Mandel era perplessa : come poteva essere che il filmato convertito da film a video da ITV fosse nell’archivio dell’IDF? In cerca di una spiegazione, si è avvicinata a una serie di persone.
“Ho parlato con un famoso regista israeliano” – che non ha voluto essere identificato – spiega. “Mi ha detto che il filmato era stato preso per la serie di documentari ‘Tekumah’ [la serie in 22 parti del 1998 sulla storia dello Stato di Israele] sul Canale 1 [di ITV]. Un episodio intitolato ‘Biladi, Biladi’ infatti contiene diversi estratti dei materiali. Tuttavia, qualcosa non sembrava giusto, perché la data sui documenti che si riferiva ai film, convertiti in video, era precedente a ‘Tekumah.’” Poi, solo poche settimane fa, quando il film di Mandel era già finito, è apparso un messaggio nella sua casella di posta elettronica che fa luce sul modo in cui le cose si sono svolte (forse).
Mandel: “Improvvisamente un israeliano che vive negli Stati Uniti e aveva visto il promo del film mi ha contattato. Ha scritto: ‘Ho qualcosa da dirti. Ero il soldato di Ehud Yaari’”. Lo scrittore ha aggiunto che all’epoca aveva prestato servizio nell’intelligence militare e quando tutto il materiale saccheggiato dal quartier generale dell’OLP a Beirut è arrivato nel paese, è stato raggiunto un accordo: l’IDF avrebbe messo a disposizione tutto materiali audiovisivi a ITV, e in cambio la rete li avrebbe ordinati e catalogati correttamente. A tal fine, ITV ha assunto il soldato, che afferma di parlare arabo e di aver svolto il lavoro di visualizzazione e catalogazione dei film.

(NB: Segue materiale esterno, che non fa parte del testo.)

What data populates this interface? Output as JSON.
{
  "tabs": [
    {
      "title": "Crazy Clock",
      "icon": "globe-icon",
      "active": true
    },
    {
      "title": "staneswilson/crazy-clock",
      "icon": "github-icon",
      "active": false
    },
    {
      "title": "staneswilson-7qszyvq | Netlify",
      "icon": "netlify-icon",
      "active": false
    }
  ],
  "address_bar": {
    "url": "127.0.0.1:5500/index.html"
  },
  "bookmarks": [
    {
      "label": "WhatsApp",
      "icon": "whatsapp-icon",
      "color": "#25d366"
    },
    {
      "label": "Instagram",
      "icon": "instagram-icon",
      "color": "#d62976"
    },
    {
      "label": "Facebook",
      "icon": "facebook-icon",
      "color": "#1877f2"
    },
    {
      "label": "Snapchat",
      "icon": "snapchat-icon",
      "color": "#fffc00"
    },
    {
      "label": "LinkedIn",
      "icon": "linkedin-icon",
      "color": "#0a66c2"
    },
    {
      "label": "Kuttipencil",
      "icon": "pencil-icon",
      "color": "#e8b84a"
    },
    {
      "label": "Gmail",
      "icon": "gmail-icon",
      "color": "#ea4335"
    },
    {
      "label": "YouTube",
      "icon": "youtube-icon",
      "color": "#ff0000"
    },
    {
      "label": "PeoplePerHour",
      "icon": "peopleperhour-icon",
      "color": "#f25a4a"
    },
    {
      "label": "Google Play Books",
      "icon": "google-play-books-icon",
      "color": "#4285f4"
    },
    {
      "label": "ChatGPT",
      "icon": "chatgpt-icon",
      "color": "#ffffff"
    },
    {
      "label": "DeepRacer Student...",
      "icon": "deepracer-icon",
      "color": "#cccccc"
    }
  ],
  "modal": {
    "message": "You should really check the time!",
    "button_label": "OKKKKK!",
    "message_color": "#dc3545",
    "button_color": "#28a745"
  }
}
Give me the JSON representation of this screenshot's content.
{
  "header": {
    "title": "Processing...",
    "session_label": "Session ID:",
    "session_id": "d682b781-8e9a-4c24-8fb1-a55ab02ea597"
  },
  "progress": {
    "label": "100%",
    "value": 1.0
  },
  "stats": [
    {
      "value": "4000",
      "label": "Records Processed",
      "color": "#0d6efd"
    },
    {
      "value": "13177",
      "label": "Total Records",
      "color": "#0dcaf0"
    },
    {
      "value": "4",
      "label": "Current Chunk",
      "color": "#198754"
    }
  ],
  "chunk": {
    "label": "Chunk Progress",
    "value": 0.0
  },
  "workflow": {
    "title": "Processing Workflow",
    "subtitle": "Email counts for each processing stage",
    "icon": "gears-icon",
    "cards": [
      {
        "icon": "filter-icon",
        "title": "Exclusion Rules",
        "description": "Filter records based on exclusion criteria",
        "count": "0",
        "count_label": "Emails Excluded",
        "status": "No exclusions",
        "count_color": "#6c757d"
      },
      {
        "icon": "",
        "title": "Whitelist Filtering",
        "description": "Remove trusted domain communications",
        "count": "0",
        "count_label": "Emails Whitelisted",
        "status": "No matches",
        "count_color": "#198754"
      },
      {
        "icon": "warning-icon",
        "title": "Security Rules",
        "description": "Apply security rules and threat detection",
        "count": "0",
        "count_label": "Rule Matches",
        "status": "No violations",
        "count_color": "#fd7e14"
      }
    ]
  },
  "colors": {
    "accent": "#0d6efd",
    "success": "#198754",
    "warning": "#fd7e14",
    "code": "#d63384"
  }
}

Ha anche cercato le centinaia di film aggiuntivi sul bottino di guerra perduti nell’archivio ITV, ma senza successo. Anche lì hanno insistito con veemenza che il filmato non era in loro possesso: “Ho parlato con tutti i ricercatori che hanno lavorato su ‘Tekumah’ e hanno detto tutti la stessa cosa: che c’erano centinaia di ore [di filmati di palestinesi] , tonnellate di materiali.”
Il destino dei film saccheggiati rimane poco chiaro. Da parte loro, anche i ricercatori cinematografici palestinesi non ne avevano mai sentito parlare. Yaacov Lozowick, che fino a tre anni fa era l’archivista di stato di Israele, appare coraggiosamente davanti alla telecamera nel documentario di Mandel e, senza fare riferimento direttamente al suo lavoro, afferma che “il ruolo dell’archivio è quello di mostrare i materiali al pubblico. Un nucleo molto, molto piccolo dovrebbe rimanere classificato. Quel nucleo non ha nulla a che fare con le preoccupazioni relative alla narrativa storica. I materiali non devono essere tenuti nascosti perché ‘non vogliamo che una parte della vera storia venga resa nota’”, dice.
La risposta di Kan
La società televisiva Kan ha dichiarato in risposta: “Il materiale non ha mai raggiunto l’archivio [ITV] e non fa parte delle collezioni dell’archivio. La produzione della serie “Tekumah” ha ricevuto materiale per un episodio dall’archivio dell’IDF. Ma non è stato trasferito nell’archivio [ITV] e certamente non è stato convertito [in video]”.
Il Ministero della Difesa ha dichiarato: “L’archivio dell’OLP, che è stato preso come bottino nella prima guerra del Libano, è stato restituito alle autorità palestinesi come parte dell’accordo per lo scambio di prigionieri nel 1983. Nel corso degli anni, l’IDF e l’Archivio dell’establishment della difesa hanno ricevuto altro bottino palestinese. che è stato preso dall’IDF. Una parte è stata resa disponibile al pubblico. In generale, l’archivio rende continuamente disponibile nuovo materiale, nel rispetto della legge sugli archivi e delle richieste che riceve.